A high-resolution crop fertilisation database for Germany under SSP/RCP scenarios, 1960-2100

Agriculture faces the challenge of securing a food supply for the growing global population while producing it in a sustainable manner, reducing the impacts of crop management on natural resources, air quality, climate change, and biodiversity. Robust representations of crop processes in agroecosystem modelling allow a better understanding of the interactions and feedbacks between agriculture, climate, environment and society, increasing the likelihood of meeting these challenges. In addition, improved agricultural modelling enhances the simulation of carbon cycling and natural vegetation in Dynamic Global Vegetation Models (DGVM). One main limitation for mechanistic agricultural representation in models is the low availability of high-resolution and long-term management datasets at regional or national scales, such as the application rates of nitrogen (N), the most important nutrient for plant growth. Here, we estimated a crop-specific N fertilisation dataset at 3-arc-min resolution for 1961–2015 and also projected future N applications at the same resolution under SSP1-RCP2.6, SSP3-RCP7.0 and SSP5-RCP8.5 for 2016-2100 in Germany. We included the crop groups C3 and C4 cereals, oil crops, starch crops, and fruit and vegetables under high and low-intensity management. Historical estimates were based on HILDA+ land cover data, harmonised by hindcasting the CRAFTY-GERMANY 2020 baseline and using an existing global N fertilisation database. The estimations were bias-corrected to match yearly FAO country-level statistics of fertiliser consumption.

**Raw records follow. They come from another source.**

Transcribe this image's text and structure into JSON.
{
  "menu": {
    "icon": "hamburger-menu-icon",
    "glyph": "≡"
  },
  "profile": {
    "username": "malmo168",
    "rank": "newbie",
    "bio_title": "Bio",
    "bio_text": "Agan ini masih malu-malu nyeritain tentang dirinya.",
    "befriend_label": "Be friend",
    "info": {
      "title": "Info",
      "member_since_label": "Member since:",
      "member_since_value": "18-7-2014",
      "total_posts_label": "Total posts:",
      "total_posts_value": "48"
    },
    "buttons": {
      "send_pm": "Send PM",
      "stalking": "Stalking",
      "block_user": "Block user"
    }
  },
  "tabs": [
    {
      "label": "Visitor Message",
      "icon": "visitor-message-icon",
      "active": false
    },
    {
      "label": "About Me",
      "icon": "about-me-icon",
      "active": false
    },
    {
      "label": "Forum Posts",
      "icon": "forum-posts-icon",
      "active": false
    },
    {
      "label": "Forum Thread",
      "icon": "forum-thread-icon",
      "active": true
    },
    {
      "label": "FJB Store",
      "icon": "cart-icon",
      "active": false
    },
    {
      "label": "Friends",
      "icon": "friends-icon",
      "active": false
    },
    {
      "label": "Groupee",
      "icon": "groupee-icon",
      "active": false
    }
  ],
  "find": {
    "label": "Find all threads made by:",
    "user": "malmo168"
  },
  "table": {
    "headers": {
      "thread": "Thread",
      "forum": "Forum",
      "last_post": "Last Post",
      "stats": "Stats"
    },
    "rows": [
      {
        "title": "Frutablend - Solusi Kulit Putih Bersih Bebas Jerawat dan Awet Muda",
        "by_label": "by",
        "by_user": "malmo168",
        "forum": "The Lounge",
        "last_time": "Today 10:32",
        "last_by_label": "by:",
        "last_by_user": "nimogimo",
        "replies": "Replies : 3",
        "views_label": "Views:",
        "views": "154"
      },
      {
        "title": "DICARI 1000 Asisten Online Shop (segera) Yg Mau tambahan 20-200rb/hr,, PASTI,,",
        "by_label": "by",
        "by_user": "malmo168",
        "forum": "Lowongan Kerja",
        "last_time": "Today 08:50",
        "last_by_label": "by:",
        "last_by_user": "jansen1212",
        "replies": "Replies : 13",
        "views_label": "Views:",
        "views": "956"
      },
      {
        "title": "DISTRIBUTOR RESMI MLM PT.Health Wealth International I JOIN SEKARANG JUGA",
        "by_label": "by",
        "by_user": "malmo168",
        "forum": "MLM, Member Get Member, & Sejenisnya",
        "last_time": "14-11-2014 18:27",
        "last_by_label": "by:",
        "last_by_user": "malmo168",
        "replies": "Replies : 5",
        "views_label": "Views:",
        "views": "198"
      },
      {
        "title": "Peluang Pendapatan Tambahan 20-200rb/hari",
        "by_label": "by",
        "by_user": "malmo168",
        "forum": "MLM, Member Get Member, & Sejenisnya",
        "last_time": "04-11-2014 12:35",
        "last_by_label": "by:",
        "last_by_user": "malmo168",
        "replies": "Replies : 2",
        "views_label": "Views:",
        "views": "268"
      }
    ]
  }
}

For future projections, a baseline map for Germany of average fertilisation by state for 2005-2015 was generated, as well as a spatial deviation map, filling missing grid cells by ordinary kriging interpolation. In grid cells where a given crop was projected in the future according to the CRAFTY-GERMANY land-cover data obtained for each scenario, the fertilisation was calculated by weighting the average fertilisation baseline according to the future trends, adding the corresponding spatial deviation for that grid cell, plus a random value from the kriging interpolation error, assuming a normal distribution. The resulting historical spatiotemporal N fertilisation dataset was consistent with statistics of the International Fertilizer Association and can be used as an input for crop models and DGVMs. The same approach can be applied at the regional and global scale to improve modelling inputs.